In the discussion, however, one of my students argued for a customer satisfaction measure. I’m accustomed to thinking about customer satisfaction in terms of the more global measures of the ACSI or the annual Accenture survey that recently became available for 2008. It took me awhile to wrap my head around site satisfaction as an important objective, but the more I thought about it the better idea I thought it was—thanks, Ted!

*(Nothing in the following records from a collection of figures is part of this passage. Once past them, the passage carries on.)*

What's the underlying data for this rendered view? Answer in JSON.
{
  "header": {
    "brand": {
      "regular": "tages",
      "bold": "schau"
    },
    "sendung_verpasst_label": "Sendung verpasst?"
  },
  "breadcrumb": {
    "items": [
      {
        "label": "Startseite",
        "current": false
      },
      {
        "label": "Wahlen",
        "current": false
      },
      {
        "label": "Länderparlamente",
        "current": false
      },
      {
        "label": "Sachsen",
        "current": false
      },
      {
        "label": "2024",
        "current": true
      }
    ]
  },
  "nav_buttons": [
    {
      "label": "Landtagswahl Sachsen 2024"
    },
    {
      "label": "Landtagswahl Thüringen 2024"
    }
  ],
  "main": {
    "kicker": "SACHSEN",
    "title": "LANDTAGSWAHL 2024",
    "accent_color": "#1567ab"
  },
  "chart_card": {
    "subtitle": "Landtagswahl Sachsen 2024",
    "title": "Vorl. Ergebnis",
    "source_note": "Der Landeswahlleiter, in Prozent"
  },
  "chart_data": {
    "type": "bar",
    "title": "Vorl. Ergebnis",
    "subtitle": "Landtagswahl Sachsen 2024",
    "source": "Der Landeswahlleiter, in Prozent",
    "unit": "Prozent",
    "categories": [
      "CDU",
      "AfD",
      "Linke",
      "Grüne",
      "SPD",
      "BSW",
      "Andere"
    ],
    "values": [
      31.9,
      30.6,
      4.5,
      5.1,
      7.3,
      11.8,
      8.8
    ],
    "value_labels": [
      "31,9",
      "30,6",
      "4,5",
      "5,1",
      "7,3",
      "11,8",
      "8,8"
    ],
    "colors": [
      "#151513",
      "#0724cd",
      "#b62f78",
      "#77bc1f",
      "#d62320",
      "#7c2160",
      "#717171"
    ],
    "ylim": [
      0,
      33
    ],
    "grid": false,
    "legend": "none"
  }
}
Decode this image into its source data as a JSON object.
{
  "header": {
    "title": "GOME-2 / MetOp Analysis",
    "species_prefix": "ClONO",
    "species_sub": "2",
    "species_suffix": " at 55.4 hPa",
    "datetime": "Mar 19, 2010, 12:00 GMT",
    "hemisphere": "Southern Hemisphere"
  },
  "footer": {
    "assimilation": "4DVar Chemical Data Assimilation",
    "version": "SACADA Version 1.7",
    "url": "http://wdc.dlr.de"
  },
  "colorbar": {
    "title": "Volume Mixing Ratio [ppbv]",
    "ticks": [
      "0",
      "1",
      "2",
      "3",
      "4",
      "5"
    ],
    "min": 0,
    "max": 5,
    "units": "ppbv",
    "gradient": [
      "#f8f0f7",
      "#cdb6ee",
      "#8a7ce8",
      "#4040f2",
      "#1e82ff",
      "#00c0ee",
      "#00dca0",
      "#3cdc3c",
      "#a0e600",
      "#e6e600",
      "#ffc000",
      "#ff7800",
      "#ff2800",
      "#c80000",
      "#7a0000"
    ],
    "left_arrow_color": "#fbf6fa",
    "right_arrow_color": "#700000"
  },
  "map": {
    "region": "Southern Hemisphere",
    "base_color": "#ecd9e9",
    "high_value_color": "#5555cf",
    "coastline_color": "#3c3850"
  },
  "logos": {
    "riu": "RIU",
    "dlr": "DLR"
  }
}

The tip he gave me was to Avinash Kaushik’s free tool. Yes, it’s a pop-up and those are annoying. But it’s free, easy and allows the user to do a reasonable amount of editing within the basic 4-question template. So I set up an account and took the tool for a test drive.
It’s easy to revise the basic 4-question survey

My only real annoyance with the system was that I got a marketing email from 4Q before the survey was even processed and available. They have a clever approach, though. If you’ve had a bad experience with the site, send them the URL and they’ll try to get the site to install the satisfaction tool. Good thinking!

In the process I found an interesting article. Dan Greenfield is arguing for a ranking system that would allow benchmarking of social media efforts. As he notes, we’re pretty far from that sort of a standard for social media metrics, but it’s an interesting concept to watch.
In the meantime, serious thinking about how to measure the success of your social media efforts is in order!